Если взять дюжину правителей, как аристократов, так и выскочек, правивших последовательно один за другим любой землей — от крохотной ленной вотчины до огромной империи, то среди них обязательно окажется один выдающийся представитель власти, истинный Отец Отечества. Двое, а в добрые времена, пожалуй, что и трое, могут быть названы людьми вполне здравомыслящими и даже порядочными. Остальные три четверти будут либо удручающими серостями, либо отъявленными мерзавцами. Ученые мужи говорят, что таков закон средних чисел, а отцы Церкви ссылаются на подверженность несовершенной человеческой природы искусам честолюбивых притязаний да грехам гнева и гордыни, от коих вся мерзость власти и проистекает.
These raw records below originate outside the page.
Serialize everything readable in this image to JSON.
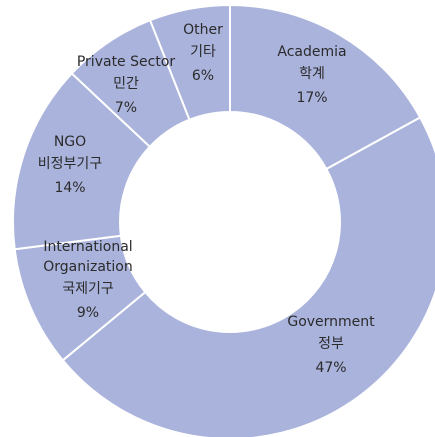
{
  "chart_data": {
    "type": "donut",
    "categories": [
      "Academia",
      "Government",
      "International Organization",
      "NGO",
      "Private Sector",
      "Other"
    ],
    "korean_labels": [
      "학계",
      "정부",
      "국제기구",
      "비정부기구",
      "민간",
      "기타"
    ],
    "values": [
      17,
      47,
      9,
      14,
      7,
      6
    ],
    "value_labels": [
      "17%",
      "47%",
      "9%",
      "14%",
      "7%",
      "6%"
    ],
    "color": "#aab3dc"
  }
}
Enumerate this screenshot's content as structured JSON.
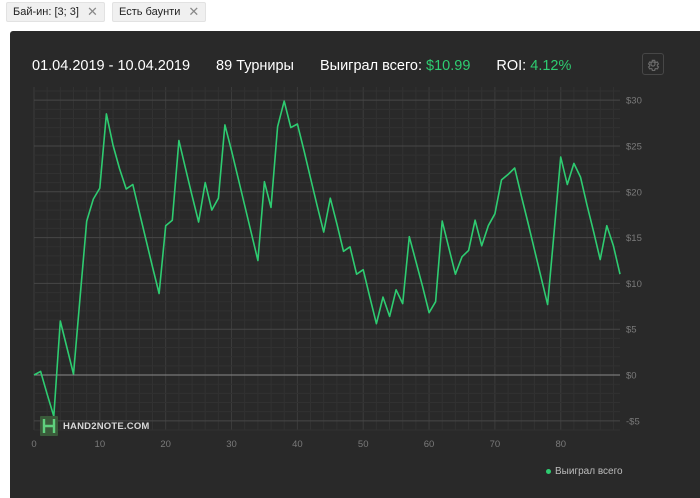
{
  "filters": [
    {
      "label": "Бай-ин: [3; 3]"
    },
    {
      "label": "Есть баунти"
    }
  ],
  "header": {
    "date_range": "01.04.2019 - 10.04.2019",
    "tournaments": "89 Турниры",
    "won_label": "Выиграл всего:",
    "won_value": "$10.99",
    "roi_label": "ROI:",
    "roi_value": "4.12%"
  },
  "watermark": {
    "text": "HAND2NOTE.COM"
  },
  "legend": {
    "label": "Выиграл всего"
  },
  "colors": {
    "line": "#2ecc71",
    "accent": "#2ecc71",
    "panel": "#292929"
  },
  "chart_data": {
    "type": "line",
    "title": "",
    "xlabel": "",
    "ylabel": "",
    "xlim": [
      0,
      89
    ],
    "ylim": [
      -6,
      31
    ],
    "x_ticks": [
      0,
      10,
      20,
      30,
      40,
      50,
      60,
      70,
      80
    ],
    "x_tick_labels": [
      "0",
      "10",
      "20",
      "30",
      "40",
      "50",
      "60",
      "70",
      "80"
    ],
    "y_ticks": [
      30,
      25,
      20,
      15,
      10,
      5,
      0,
      -5
    ],
    "y_tick_labels": [
      "$30",
      "$25",
      "$20",
      "$15",
      "$10",
      "$5",
      "$0",
      "-$5"
    ],
    "grid": true,
    "legend_position": "bottom-right",
    "series": [
      {
        "name": "Выиграл всего",
        "x": [
          0,
          1,
          2,
          3,
          4,
          5,
          6,
          7,
          8,
          9,
          10,
          11,
          12,
          13,
          14,
          15,
          16,
          17,
          18,
          19,
          20,
          21,
          22,
          23,
          24,
          25,
          26,
          27,
          28,
          29,
          30,
          31,
          32,
          33,
          34,
          35,
          36,
          37,
          38,
          39,
          40,
          41,
          42,
          43,
          44,
          45,
          46,
          47,
          48,
          49,
          50,
          51,
          52,
          53,
          54,
          55,
          56,
          57,
          58,
          59,
          60,
          61,
          62,
          63,
          64,
          65,
          66,
          67,
          68,
          69,
          70,
          71,
          72,
          73,
          74,
          75,
          76,
          77,
          78,
          79,
          80,
          81,
          82,
          83,
          84,
          85,
          86,
          87,
          88,
          89
        ],
        "values": [
          0.0,
          0.4,
          -2.1,
          -4.5,
          5.9,
          3.0,
          0.1,
          8.5,
          16.8,
          19.2,
          20.4,
          28.5,
          25.1,
          22.5,
          20.3,
          20.8,
          17.8,
          14.8,
          11.8,
          8.9,
          16.3,
          16.9,
          25.6,
          22.6,
          19.6,
          16.7,
          21.0,
          18.0,
          19.3,
          27.3,
          24.5,
          21.5,
          18.5,
          15.5,
          12.5,
          21.1,
          18.3,
          27.1,
          29.9,
          27.0,
          27.4,
          24.5,
          21.5,
          18.5,
          15.6,
          19.3,
          16.5,
          13.5,
          14.0,
          11.0,
          11.5,
          8.5,
          5.6,
          8.5,
          6.4,
          9.3,
          7.8,
          15.1,
          12.4,
          9.7,
          6.8,
          8.0,
          16.8,
          13.9,
          11.0,
          12.9,
          13.6,
          16.9,
          14.1,
          16.3,
          17.6,
          21.3,
          21.9,
          22.6,
          19.6,
          16.7,
          13.7,
          10.7,
          7.7,
          15.7,
          23.8,
          20.8,
          23.1,
          21.6,
          18.5,
          15.6,
          12.6,
          16.3,
          14.1,
          11.0
        ]
      }
    ]
  }
}
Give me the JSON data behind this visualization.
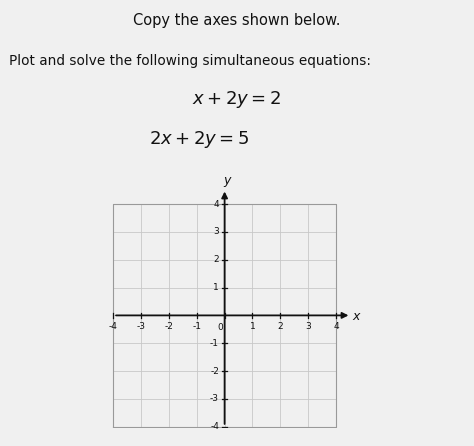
{
  "title_line1": "Copy the axes shown below.",
  "title_line2": "Plot and solve the following simultaneous equations:",
  "eq1": "$x + 2y = 2$",
  "eq2": "$2x + 2y = 5$",
  "bg_color": "#f0f0f0",
  "grid_color": "#c8c8c8",
  "border_color": "#999999",
  "axis_color": "#111111",
  "text_color": "#111111",
  "xlim": [
    -4,
    4
  ],
  "ylim": [
    -4,
    4
  ],
  "xticks": [
    -4,
    -3,
    -2,
    -1,
    0,
    1,
    2,
    3,
    4
  ],
  "yticks": [
    -4,
    -3,
    -2,
    -1,
    0,
    1,
    2,
    3,
    4
  ],
  "xlabel": "x",
  "ylabel": "y",
  "figsize": [
    4.74,
    4.46
  ],
  "dpi": 100
}
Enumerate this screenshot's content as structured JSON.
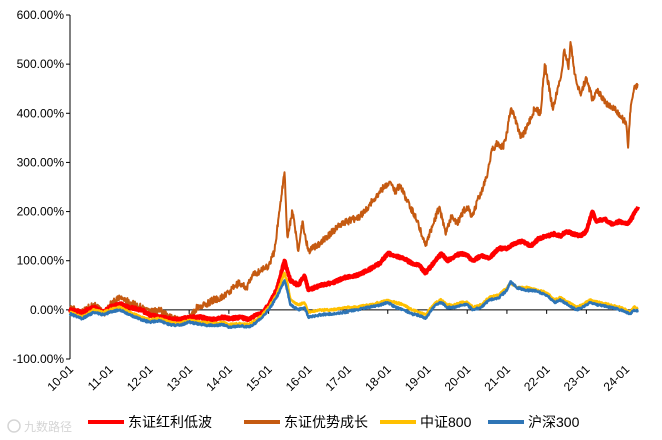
{
  "chart_data": {
    "type": "line",
    "title": "",
    "xlabel": "",
    "ylabel": "",
    "ylim": [
      -100,
      600
    ],
    "yticks": [
      "600.00%",
      "500.00%",
      "400.00%",
      "300.00%",
      "200.00%",
      "100.00%",
      "0.00%",
      "-100.00%"
    ],
    "ytick_values": [
      600,
      500,
      400,
      300,
      200,
      100,
      0,
      -100
    ],
    "xticks": [
      "10-01",
      "11-01",
      "12-01",
      "13-01",
      "14-01",
      "15-01",
      "16-01",
      "17-01",
      "18-01",
      "19-01",
      "20-01",
      "21-01",
      "22-01",
      "23-01",
      "24-01"
    ],
    "xlim": [
      2010.0,
      2024.3
    ],
    "grid": false,
    "legend_position": "bottom",
    "series": [
      {
        "name": "东证优势成长",
        "color": "#c55a11",
        "width": 2,
        "points": [
          [
            2010.0,
            5
          ],
          [
            2010.3,
            -5
          ],
          [
            2010.6,
            12
          ],
          [
            2010.85,
            -8
          ],
          [
            2011.0,
            10
          ],
          [
            2011.25,
            25
          ],
          [
            2011.5,
            15
          ],
          [
            2011.8,
            5
          ],
          [
            2012.0,
            -5
          ],
          [
            2012.25,
            0
          ],
          [
            2012.5,
            -15
          ],
          [
            2012.75,
            -22
          ],
          [
            2013.0,
            -18
          ],
          [
            2013.2,
            5
          ],
          [
            2013.4,
            10
          ],
          [
            2013.6,
            20
          ],
          [
            2013.8,
            25
          ],
          [
            2014.0,
            35
          ],
          [
            2014.25,
            55
          ],
          [
            2014.45,
            45
          ],
          [
            2014.6,
            70
          ],
          [
            2014.8,
            80
          ],
          [
            2015.0,
            90
          ],
          [
            2015.15,
            120
          ],
          [
            2015.3,
            220
          ],
          [
            2015.4,
            280
          ],
          [
            2015.47,
            150
          ],
          [
            2015.6,
            200
          ],
          [
            2015.75,
            120
          ],
          [
            2015.85,
            180
          ],
          [
            2016.0,
            120
          ],
          [
            2016.2,
            130
          ],
          [
            2016.5,
            150
          ],
          [
            2016.8,
            175
          ],
          [
            2017.0,
            180
          ],
          [
            2017.3,
            190
          ],
          [
            2017.6,
            220
          ],
          [
            2017.9,
            250
          ],
          [
            2018.05,
            260
          ],
          [
            2018.2,
            240
          ],
          [
            2018.3,
            255
          ],
          [
            2018.5,
            220
          ],
          [
            2018.75,
            180
          ],
          [
            2018.95,
            130
          ],
          [
            2019.0,
            145
          ],
          [
            2019.15,
            175
          ],
          [
            2019.3,
            210
          ],
          [
            2019.45,
            155
          ],
          [
            2019.6,
            190
          ],
          [
            2019.75,
            175
          ],
          [
            2019.9,
            200
          ],
          [
            2020.0,
            210
          ],
          [
            2020.12,
            190
          ],
          [
            2020.3,
            230
          ],
          [
            2020.5,
            270
          ],
          [
            2020.6,
            320
          ],
          [
            2020.75,
            340
          ],
          [
            2020.9,
            330
          ],
          [
            2021.0,
            360
          ],
          [
            2021.1,
            410
          ],
          [
            2021.2,
            390
          ],
          [
            2021.35,
            350
          ],
          [
            2021.5,
            370
          ],
          [
            2021.7,
            410
          ],
          [
            2021.85,
            400
          ],
          [
            2021.95,
            500
          ],
          [
            2022.0,
            480
          ],
          [
            2022.15,
            410
          ],
          [
            2022.25,
            440
          ],
          [
            2022.35,
            470
          ],
          [
            2022.45,
            530
          ],
          [
            2022.55,
            490
          ],
          [
            2022.6,
            545
          ],
          [
            2022.7,
            480
          ],
          [
            2022.85,
            440
          ],
          [
            2023.0,
            470
          ],
          [
            2023.15,
            430
          ],
          [
            2023.3,
            445
          ],
          [
            2023.5,
            420
          ],
          [
            2023.7,
            410
          ],
          [
            2023.85,
            395
          ],
          [
            2024.0,
            380
          ],
          [
            2024.05,
            330
          ],
          [
            2024.1,
            400
          ],
          [
            2024.2,
            450
          ],
          [
            2024.3,
            460
          ]
        ]
      },
      {
        "name": "东证红利低波",
        "color": "#ff0000",
        "width": 4,
        "points": [
          [
            2010.0,
            0
          ],
          [
            2010.3,
            -5
          ],
          [
            2010.6,
            5
          ],
          [
            2010.85,
            -5
          ],
          [
            2011.0,
            5
          ],
          [
            2011.25,
            12
          ],
          [
            2011.5,
            5
          ],
          [
            2011.8,
            0
          ],
          [
            2012.0,
            -10
          ],
          [
            2012.25,
            -15
          ],
          [
            2012.5,
            -18
          ],
          [
            2012.75,
            -20
          ],
          [
            2013.0,
            -15
          ],
          [
            2013.3,
            -15
          ],
          [
            2013.6,
            -20
          ],
          [
            2013.85,
            -15
          ],
          [
            2014.0,
            -18
          ],
          [
            2014.3,
            -15
          ],
          [
            2014.5,
            -20
          ],
          [
            2014.7,
            -10
          ],
          [
            2014.85,
            -5
          ],
          [
            2015.0,
            10
          ],
          [
            2015.2,
            40
          ],
          [
            2015.4,
            100
          ],
          [
            2015.47,
            80
          ],
          [
            2015.55,
            60
          ],
          [
            2015.75,
            50
          ],
          [
            2015.9,
            70
          ],
          [
            2016.0,
            40
          ],
          [
            2016.3,
            50
          ],
          [
            2016.6,
            55
          ],
          [
            2016.9,
            65
          ],
          [
            2017.2,
            70
          ],
          [
            2017.5,
            80
          ],
          [
            2017.8,
            95
          ],
          [
            2018.0,
            115
          ],
          [
            2018.2,
            110
          ],
          [
            2018.4,
            105
          ],
          [
            2018.6,
            95
          ],
          [
            2018.8,
            90
          ],
          [
            2018.95,
            75
          ],
          [
            2019.0,
            80
          ],
          [
            2019.2,
            100
          ],
          [
            2019.35,
            115
          ],
          [
            2019.5,
            100
          ],
          [
            2019.7,
            110
          ],
          [
            2019.85,
            115
          ],
          [
            2020.0,
            110
          ],
          [
            2020.15,
            100
          ],
          [
            2020.35,
            110
          ],
          [
            2020.55,
            105
          ],
          [
            2020.8,
            125
          ],
          [
            2021.0,
            125
          ],
          [
            2021.2,
            135
          ],
          [
            2021.4,
            140
          ],
          [
            2021.6,
            130
          ],
          [
            2021.8,
            145
          ],
          [
            2022.0,
            150
          ],
          [
            2022.2,
            155
          ],
          [
            2022.35,
            150
          ],
          [
            2022.5,
            160
          ],
          [
            2022.65,
            155
          ],
          [
            2022.85,
            150
          ],
          [
            2023.0,
            160
          ],
          [
            2023.15,
            200
          ],
          [
            2023.25,
            180
          ],
          [
            2023.45,
            185
          ],
          [
            2023.65,
            175
          ],
          [
            2023.85,
            180
          ],
          [
            2024.0,
            175
          ],
          [
            2024.1,
            180
          ],
          [
            2024.2,
            195
          ],
          [
            2024.3,
            210
          ]
        ]
      },
      {
        "name": "中证800",
        "color": "#ffc000",
        "width": 2.5,
        "points": [
          [
            2010.0,
            -5
          ],
          [
            2010.3,
            -15
          ],
          [
            2010.6,
            0
          ],
          [
            2010.85,
            -5
          ],
          [
            2011.0,
            0
          ],
          [
            2011.25,
            5
          ],
          [
            2011.5,
            -5
          ],
          [
            2011.8,
            -15
          ],
          [
            2012.0,
            -20
          ],
          [
            2012.25,
            -18
          ],
          [
            2012.5,
            -25
          ],
          [
            2012.75,
            -28
          ],
          [
            2013.0,
            -22
          ],
          [
            2013.3,
            -25
          ],
          [
            2013.6,
            -28
          ],
          [
            2013.85,
            -25
          ],
          [
            2014.0,
            -30
          ],
          [
            2014.3,
            -28
          ],
          [
            2014.5,
            -30
          ],
          [
            2014.7,
            -20
          ],
          [
            2014.85,
            -10
          ],
          [
            2015.0,
            5
          ],
          [
            2015.2,
            30
          ],
          [
            2015.4,
            75
          ],
          [
            2015.47,
            55
          ],
          [
            2015.55,
            20
          ],
          [
            2015.75,
            10
          ],
          [
            2015.9,
            15
          ],
          [
            2016.0,
            -5
          ],
          [
            2016.3,
            0
          ],
          [
            2016.6,
            0
          ],
          [
            2016.9,
            5
          ],
          [
            2017.2,
            5
          ],
          [
            2017.5,
            10
          ],
          [
            2017.8,
            15
          ],
          [
            2018.0,
            20
          ],
          [
            2018.2,
            15
          ],
          [
            2018.4,
            10
          ],
          [
            2018.6,
            0
          ],
          [
            2018.8,
            -5
          ],
          [
            2018.95,
            -10
          ],
          [
            2019.0,
            -5
          ],
          [
            2019.2,
            15
          ],
          [
            2019.35,
            20
          ],
          [
            2019.5,
            10
          ],
          [
            2019.7,
            10
          ],
          [
            2019.85,
            15
          ],
          [
            2020.0,
            15
          ],
          [
            2020.15,
            5
          ],
          [
            2020.35,
            10
          ],
          [
            2020.55,
            25
          ],
          [
            2020.8,
            30
          ],
          [
            2021.0,
            45
          ],
          [
            2021.1,
            55
          ],
          [
            2021.25,
            45
          ],
          [
            2021.5,
            45
          ],
          [
            2021.75,
            40
          ],
          [
            2022.0,
            35
          ],
          [
            2022.2,
            20
          ],
          [
            2022.35,
            25
          ],
          [
            2022.55,
            15
          ],
          [
            2022.75,
            5
          ],
          [
            2022.9,
            10
          ],
          [
            2023.1,
            20
          ],
          [
            2023.3,
            15
          ],
          [
            2023.6,
            10
          ],
          [
            2023.85,
            5
          ],
          [
            2024.0,
            0
          ],
          [
            2024.1,
            -5
          ],
          [
            2024.2,
            5
          ],
          [
            2024.3,
            5
          ]
        ]
      },
      {
        "name": "沪深300",
        "color": "#2e75b6",
        "width": 2.5,
        "points": [
          [
            2010.0,
            -8
          ],
          [
            2010.3,
            -18
          ],
          [
            2010.6,
            -5
          ],
          [
            2010.85,
            -10
          ],
          [
            2011.0,
            -5
          ],
          [
            2011.25,
            0
          ],
          [
            2011.5,
            -10
          ],
          [
            2011.8,
            -20
          ],
          [
            2012.0,
            -25
          ],
          [
            2012.25,
            -22
          ],
          [
            2012.5,
            -30
          ],
          [
            2012.75,
            -32
          ],
          [
            2013.0,
            -25
          ],
          [
            2013.3,
            -30
          ],
          [
            2013.6,
            -32
          ],
          [
            2013.85,
            -30
          ],
          [
            2014.0,
            -35
          ],
          [
            2014.3,
            -33
          ],
          [
            2014.5,
            -35
          ],
          [
            2014.7,
            -25
          ],
          [
            2014.85,
            -15
          ],
          [
            2015.0,
            0
          ],
          [
            2015.2,
            25
          ],
          [
            2015.4,
            60
          ],
          [
            2015.47,
            40
          ],
          [
            2015.55,
            10
          ],
          [
            2015.75,
            0
          ],
          [
            2015.9,
            5
          ],
          [
            2016.0,
            -15
          ],
          [
            2016.3,
            -10
          ],
          [
            2016.6,
            -8
          ],
          [
            2016.9,
            -5
          ],
          [
            2017.2,
            0
          ],
          [
            2017.5,
            5
          ],
          [
            2017.8,
            10
          ],
          [
            2018.0,
            15
          ],
          [
            2018.2,
            5
          ],
          [
            2018.4,
            0
          ],
          [
            2018.6,
            -8
          ],
          [
            2018.8,
            -12
          ],
          [
            2018.95,
            -18
          ],
          [
            2019.0,
            -12
          ],
          [
            2019.2,
            10
          ],
          [
            2019.35,
            15
          ],
          [
            2019.5,
            5
          ],
          [
            2019.7,
            5
          ],
          [
            2019.85,
            10
          ],
          [
            2020.0,
            10
          ],
          [
            2020.15,
            0
          ],
          [
            2020.35,
            5
          ],
          [
            2020.55,
            20
          ],
          [
            2020.8,
            25
          ],
          [
            2021.0,
            40
          ],
          [
            2021.1,
            58
          ],
          [
            2021.25,
            45
          ],
          [
            2021.5,
            40
          ],
          [
            2021.75,
            38
          ],
          [
            2022.0,
            30
          ],
          [
            2022.2,
            15
          ],
          [
            2022.35,
            20
          ],
          [
            2022.55,
            10
          ],
          [
            2022.75,
            0
          ],
          [
            2022.9,
            5
          ],
          [
            2023.1,
            15
          ],
          [
            2023.3,
            10
          ],
          [
            2023.6,
            5
          ],
          [
            2023.85,
            0
          ],
          [
            2024.0,
            -5
          ],
          [
            2024.1,
            -8
          ],
          [
            2024.2,
            0
          ],
          [
            2024.3,
            -2
          ]
        ]
      }
    ],
    "legend_order": [
      "东证红利低波",
      "东证优势成长",
      "中证800",
      "沪深300"
    ]
  },
  "watermark": "九数路径"
}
Герцога Урбино Франческо Марию делла Ровере, усыновленного его дядей, бездетным герцогом Гвидобальдо да Монтефельтро, можно было без излишней натяжки отнести ко второй категории. Франческо Мария не был серостью или законченным негодяем. Но кровь имел горячую, и первые года его юности были омрачены убийством человека, осмелившегося проронить гадкое слово о его вдовой сестре. Много шума наделала несколько лет спустя безжалостная расправа молодого герцога над кардиналом Алидози, узнавшим накануне сражения о вражеском подкреплении и трусливо сбежавшим, не предупредив Франческо Марию и его людей о грозящей опасности. Выбравшись из окружения с потерями, делла Ровере настиг предателя и убил его. Эти истории не повредили делла Ровере ни в глазах придворных, ни в глазах равных, было признано, что он поступил как солдат и мужчина, но в курии позже воспользовались убийством Алидози и немало навредили герцогу, заставив на время даже покинуть Урбино.